Oh Son of our Father, deliver me please
from the battlefield of Time! Even Greek
hoplites at war, each one beating time on his shield,
can’t cut more deeply than his scythe.
Eye that blade: oh don’t swing it at me, Time!
Yes—like the ghost horseman people sing of in a ballad,
and no matter how fiercely your clock-face may gallop,
I could have tucked toes in stirrups and ridden your pendulum.
I don’t, like Faust, bounce away on a horse’s rump.
I’m no Baron Munchausen soaring on a cannon ball.
The same way proud flesh on a bullet-hole scar will heal,
let’s face it, the face of a clock swells up—convex, meaty—
for in all respects, every thing that’s palpable
grows dense with its corporeal qualities, its feel;
our ideas—like prostheses—fill absence in;
and thus we make the real unknowables (Time; God) unreal.
So no: Leave me my civil right to this metaphysical field
of battle! I can’t lift an emptiness with no physical weight
or meaning beyond itself!—such as the dumbbell framed
in the safety razor blade! For the Void that gapes
in the world is as old as the world, and around it,
on it, grows the shape of the world…
Cannon-ball Time—rips flesh from all that’s body.
The empty space that’s left—God.
Hell & Paradise
Into this midnight, this dark moment,
we have been locked as if into a long matchbox.
In us, Hell and Paradise mingle
like air and smoke in a smoker’s lungs.
Surely they are not poles,
but placed, I assume: Hell next
to Hell, Paradise next to Paradise,
according to the principle and appearance of that box.
But this darkness steps down into the world
and gratuitously an angel of Paradise flies
by and suddenly scratches the sulfur of Hell
so that we can light our cigarettes off its wing.
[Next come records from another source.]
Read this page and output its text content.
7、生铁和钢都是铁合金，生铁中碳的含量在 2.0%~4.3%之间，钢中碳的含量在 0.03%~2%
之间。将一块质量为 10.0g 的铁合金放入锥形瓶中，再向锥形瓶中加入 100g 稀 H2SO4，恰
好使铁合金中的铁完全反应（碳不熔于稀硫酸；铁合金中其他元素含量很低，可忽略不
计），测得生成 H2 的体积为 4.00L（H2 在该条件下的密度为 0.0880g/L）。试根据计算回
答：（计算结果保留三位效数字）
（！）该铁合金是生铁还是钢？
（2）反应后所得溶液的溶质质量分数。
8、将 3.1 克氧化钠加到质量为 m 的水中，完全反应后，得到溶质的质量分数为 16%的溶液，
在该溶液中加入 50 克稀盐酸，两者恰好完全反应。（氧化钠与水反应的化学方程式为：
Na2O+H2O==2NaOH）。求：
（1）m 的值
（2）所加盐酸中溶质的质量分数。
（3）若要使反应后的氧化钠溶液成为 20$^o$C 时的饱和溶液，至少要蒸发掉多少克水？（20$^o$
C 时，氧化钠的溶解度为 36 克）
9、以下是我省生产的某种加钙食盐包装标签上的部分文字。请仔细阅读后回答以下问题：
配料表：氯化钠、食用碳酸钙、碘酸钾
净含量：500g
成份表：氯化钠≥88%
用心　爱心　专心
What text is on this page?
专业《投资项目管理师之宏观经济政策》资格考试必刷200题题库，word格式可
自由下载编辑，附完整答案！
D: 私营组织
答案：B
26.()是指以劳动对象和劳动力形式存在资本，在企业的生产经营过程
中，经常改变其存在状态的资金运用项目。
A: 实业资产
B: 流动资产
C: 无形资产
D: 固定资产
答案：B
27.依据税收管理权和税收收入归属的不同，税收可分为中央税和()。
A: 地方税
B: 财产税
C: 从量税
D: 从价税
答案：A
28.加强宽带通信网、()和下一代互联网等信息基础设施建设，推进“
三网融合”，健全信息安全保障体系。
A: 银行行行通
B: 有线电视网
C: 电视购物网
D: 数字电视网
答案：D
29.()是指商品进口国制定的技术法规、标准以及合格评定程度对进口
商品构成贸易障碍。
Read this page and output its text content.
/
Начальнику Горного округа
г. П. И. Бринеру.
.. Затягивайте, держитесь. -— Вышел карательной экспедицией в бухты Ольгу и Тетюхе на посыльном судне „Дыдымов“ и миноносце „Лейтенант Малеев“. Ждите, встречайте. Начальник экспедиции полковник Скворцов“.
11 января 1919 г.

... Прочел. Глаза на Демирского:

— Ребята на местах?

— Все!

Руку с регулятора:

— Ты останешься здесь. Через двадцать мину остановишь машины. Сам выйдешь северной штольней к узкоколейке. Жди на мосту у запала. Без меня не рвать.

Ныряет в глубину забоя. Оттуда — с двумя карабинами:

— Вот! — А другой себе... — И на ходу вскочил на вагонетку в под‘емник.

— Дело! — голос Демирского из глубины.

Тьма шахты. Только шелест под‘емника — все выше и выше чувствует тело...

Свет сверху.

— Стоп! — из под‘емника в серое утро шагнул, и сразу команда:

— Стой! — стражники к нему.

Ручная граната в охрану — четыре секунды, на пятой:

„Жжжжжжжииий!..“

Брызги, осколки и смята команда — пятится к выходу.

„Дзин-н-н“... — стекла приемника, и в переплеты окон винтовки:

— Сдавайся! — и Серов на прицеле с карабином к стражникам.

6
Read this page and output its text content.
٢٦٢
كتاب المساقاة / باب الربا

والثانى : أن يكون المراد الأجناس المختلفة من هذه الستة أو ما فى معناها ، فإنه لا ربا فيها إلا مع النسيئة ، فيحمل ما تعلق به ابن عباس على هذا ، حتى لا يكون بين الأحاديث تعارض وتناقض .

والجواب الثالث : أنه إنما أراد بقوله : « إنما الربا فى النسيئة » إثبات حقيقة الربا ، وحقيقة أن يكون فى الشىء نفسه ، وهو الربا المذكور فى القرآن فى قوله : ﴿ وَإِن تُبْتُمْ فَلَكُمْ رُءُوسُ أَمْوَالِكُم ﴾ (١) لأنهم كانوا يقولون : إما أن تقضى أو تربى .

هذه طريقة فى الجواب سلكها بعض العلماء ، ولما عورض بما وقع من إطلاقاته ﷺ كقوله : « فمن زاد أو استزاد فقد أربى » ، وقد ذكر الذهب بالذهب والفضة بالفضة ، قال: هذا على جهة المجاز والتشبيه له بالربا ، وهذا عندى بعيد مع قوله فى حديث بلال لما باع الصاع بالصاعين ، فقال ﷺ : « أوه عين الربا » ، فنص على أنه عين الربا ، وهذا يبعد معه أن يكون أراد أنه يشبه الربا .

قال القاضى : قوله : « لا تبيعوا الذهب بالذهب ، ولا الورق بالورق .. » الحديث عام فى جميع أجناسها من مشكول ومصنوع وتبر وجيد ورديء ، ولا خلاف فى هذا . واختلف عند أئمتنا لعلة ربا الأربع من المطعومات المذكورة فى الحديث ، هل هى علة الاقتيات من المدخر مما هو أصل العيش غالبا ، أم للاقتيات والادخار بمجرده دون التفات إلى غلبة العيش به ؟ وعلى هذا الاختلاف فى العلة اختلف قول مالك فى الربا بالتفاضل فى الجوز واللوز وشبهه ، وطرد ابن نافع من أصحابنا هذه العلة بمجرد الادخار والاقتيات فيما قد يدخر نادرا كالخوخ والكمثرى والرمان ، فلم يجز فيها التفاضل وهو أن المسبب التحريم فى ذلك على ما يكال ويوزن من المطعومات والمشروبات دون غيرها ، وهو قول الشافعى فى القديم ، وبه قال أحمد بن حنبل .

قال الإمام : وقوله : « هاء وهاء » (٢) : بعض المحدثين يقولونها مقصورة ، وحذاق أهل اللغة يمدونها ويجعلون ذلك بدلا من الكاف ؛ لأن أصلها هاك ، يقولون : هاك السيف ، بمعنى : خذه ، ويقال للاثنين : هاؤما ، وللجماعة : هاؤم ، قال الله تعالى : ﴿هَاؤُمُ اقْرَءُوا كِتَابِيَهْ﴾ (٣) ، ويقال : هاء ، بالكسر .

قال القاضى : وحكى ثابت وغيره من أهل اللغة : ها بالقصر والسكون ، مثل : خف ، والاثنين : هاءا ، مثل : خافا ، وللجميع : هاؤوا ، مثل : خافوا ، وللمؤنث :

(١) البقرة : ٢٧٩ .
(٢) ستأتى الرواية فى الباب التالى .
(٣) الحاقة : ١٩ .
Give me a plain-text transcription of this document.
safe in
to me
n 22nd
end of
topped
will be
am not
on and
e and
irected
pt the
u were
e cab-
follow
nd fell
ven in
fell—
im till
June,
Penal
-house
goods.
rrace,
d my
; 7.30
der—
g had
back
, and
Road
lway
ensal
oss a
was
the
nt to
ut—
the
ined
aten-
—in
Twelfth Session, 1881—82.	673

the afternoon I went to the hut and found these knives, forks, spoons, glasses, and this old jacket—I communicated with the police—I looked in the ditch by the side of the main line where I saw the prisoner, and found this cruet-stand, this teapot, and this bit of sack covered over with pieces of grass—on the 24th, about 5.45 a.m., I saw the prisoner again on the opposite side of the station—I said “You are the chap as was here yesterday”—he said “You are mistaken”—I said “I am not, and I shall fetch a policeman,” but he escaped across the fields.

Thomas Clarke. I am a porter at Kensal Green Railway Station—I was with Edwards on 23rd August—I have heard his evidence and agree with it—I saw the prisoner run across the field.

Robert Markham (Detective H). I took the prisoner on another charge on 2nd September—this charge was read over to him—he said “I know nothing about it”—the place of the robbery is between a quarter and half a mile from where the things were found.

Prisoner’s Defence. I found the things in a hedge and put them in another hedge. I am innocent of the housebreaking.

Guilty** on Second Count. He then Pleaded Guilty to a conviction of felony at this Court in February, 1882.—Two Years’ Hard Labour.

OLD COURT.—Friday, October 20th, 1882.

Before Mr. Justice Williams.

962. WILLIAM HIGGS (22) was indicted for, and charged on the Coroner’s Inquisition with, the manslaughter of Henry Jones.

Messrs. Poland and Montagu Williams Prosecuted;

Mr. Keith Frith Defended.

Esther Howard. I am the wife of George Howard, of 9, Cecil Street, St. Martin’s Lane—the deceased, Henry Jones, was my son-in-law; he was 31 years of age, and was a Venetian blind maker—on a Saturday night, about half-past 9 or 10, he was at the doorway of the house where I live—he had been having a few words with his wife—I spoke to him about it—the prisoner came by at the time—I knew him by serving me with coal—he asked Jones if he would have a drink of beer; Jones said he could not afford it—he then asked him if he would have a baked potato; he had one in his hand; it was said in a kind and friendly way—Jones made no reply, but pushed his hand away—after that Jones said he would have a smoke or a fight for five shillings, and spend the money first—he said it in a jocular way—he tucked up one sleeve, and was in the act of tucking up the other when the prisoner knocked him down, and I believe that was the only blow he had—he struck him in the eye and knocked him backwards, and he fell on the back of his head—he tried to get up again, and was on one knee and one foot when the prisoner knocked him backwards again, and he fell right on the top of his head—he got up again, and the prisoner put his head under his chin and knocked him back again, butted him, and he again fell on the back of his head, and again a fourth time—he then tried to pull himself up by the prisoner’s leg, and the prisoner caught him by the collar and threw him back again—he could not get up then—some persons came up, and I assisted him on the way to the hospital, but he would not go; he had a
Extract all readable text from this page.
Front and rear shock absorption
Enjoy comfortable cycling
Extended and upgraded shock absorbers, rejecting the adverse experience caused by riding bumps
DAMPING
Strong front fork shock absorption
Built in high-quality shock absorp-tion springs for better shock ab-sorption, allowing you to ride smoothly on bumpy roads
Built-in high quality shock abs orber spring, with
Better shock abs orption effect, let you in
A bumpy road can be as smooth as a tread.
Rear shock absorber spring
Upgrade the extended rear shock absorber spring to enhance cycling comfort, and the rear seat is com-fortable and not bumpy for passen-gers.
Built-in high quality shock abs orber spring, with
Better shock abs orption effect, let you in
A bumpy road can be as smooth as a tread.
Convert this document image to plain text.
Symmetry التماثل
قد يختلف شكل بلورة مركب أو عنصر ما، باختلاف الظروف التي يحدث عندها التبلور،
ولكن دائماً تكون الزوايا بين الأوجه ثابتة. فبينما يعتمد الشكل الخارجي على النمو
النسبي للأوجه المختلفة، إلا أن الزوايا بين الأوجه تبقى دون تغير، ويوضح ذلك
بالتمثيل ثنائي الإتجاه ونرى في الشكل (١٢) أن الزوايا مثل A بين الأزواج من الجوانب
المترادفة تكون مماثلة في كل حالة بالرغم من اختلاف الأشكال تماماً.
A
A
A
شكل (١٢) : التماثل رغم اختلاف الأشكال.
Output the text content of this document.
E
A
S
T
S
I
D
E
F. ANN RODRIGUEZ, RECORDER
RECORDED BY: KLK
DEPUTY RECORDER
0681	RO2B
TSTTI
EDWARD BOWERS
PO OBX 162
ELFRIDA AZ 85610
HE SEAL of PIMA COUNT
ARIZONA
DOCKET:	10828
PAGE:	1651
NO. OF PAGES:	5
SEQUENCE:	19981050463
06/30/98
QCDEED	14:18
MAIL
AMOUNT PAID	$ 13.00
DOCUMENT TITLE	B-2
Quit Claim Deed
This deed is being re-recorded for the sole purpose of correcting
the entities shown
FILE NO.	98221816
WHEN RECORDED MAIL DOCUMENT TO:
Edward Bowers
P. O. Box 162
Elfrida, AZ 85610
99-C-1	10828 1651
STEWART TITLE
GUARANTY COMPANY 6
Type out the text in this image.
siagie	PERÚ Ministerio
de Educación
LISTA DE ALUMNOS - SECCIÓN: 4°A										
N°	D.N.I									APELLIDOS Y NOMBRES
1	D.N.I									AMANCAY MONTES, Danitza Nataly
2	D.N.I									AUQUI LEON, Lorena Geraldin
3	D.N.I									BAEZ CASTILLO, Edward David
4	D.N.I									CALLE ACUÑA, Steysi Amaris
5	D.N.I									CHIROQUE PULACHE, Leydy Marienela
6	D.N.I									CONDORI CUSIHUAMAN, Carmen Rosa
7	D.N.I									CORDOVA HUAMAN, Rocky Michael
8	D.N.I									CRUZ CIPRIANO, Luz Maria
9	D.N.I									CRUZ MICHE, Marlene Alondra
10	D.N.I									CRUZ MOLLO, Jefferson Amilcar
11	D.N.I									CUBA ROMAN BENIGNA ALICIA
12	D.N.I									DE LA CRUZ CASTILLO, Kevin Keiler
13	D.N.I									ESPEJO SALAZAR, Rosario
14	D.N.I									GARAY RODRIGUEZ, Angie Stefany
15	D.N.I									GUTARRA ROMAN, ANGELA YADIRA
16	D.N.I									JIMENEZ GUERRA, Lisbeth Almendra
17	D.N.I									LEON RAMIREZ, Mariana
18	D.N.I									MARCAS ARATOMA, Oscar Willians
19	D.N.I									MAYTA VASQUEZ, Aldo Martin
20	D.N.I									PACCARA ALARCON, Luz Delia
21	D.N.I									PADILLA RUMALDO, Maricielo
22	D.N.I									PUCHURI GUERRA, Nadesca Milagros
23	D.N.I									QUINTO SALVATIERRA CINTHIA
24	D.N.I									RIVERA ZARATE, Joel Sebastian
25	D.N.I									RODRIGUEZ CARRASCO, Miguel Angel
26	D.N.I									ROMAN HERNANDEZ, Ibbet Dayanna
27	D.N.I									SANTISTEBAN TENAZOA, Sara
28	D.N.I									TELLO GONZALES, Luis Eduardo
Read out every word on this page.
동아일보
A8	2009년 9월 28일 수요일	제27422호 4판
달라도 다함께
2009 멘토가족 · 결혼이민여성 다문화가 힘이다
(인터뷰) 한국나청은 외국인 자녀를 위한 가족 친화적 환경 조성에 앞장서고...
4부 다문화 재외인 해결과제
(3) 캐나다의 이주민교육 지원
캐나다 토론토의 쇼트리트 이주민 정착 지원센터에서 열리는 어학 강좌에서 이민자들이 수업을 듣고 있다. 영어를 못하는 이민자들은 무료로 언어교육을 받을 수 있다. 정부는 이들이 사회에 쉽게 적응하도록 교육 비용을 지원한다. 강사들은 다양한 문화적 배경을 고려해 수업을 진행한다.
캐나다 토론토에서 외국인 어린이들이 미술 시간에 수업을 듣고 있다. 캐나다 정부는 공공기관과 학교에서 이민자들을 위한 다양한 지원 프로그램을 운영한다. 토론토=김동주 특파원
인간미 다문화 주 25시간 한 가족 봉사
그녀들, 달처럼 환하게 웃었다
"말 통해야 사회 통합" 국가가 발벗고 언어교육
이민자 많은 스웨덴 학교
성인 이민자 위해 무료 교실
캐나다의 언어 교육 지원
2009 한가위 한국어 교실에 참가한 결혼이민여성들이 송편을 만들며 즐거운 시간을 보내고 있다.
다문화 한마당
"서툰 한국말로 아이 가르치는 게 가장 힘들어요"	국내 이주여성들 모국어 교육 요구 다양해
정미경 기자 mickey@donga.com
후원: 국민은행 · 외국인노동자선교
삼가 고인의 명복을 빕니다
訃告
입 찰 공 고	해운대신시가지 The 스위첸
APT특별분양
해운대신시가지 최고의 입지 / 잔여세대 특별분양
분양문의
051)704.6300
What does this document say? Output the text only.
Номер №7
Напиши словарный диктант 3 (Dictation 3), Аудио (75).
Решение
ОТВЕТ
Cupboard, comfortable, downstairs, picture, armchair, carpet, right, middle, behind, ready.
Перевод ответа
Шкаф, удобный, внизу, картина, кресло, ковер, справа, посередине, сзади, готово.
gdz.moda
Ilya Kutik was born in Lviv (Ukraine) and moved to Moscow in 1977. His poetic mentor was the poet Arsenii Tarkovsky (father of the filmmaker, Andrey). In 1990, Kutik was brought to the USA by Allen Ginsberg for his first reading tour here and was supported by Joseph Brodsky for a professorship at Northwestern University (1993), where he is a professor of Russian poetry and film. Ilya Kutik’s poems have been translated into 19 languages (including volumes published in Danish, Swedish, German, English, and Japanese) and are included in the major Russian and translated anthologies of Russian poetry of the 20th century. He is one of the founders of the Russian Metarealist group/school of poets. With audacity and wit and allusiveness, the Metarealists have explored a variety of metaphor that defies reality yet can be understood and even visualized—such as “it’s not the driver’s eyes, but rather the car’s headlights that see the road at night.” (For a brief account, see… https://en.wikipedia.org/wiki/Metarealism) Kutik is the author of seven full-length collections of poetry in Russian; titles, translated into English, are: Pentathlon of the Senses (Moscow: Moskovskii Rabochii, 1990); Swedish Poets: Translations and Variations (Moscow: Mir Kultury, MP Fortuna LTD, 1992); Odysseus’ Bow (St. Petersburg: Sovetskii Pisatel, 1993); Ode on Visiting the Belosaraisk Spit on the Sea of Azov (bilingual edition, New York: Alef, 1995); Death of Tragedy, in 2 volumes: Persian Letters (vol. 1) and Civil Wars (vol. 2) (Moscow: Kommentarii, 2003); and Epos (Moscow: Russkii Gulliver, 2011). He also published three collections of essays in English (The Ode and the Odic: Essays on Mandelstam, Pasternak, Tsvetaeva, and Mayakovsky (Stockholm, Almqvist & Wiksell International, 1994); Hieroglyphs of Another World: On Poetry, Swedenborg, and Other Matters (2000) and Writing as Exorcism: The Personal Codes of Pushkin, Lermontov, and Gogol (2004; both books published by Northwestern University Press); and a monograph on the contemporary Russian artist duo Igor & Marina (Skira, 2016).
Reginald Gibbons has published 11 books of poems, most recently Renditions (Four Way Books, 2021). With Ilya Kutik, he has translated selected poems volumes of Boris Pasternak, Marina Tsvetaeva, and Kutik’s own selected poems, The Wasp of Time. Kutik and Gibbons are also preparing a large anthology of contemporary Russian poets of the “Metarealist” group.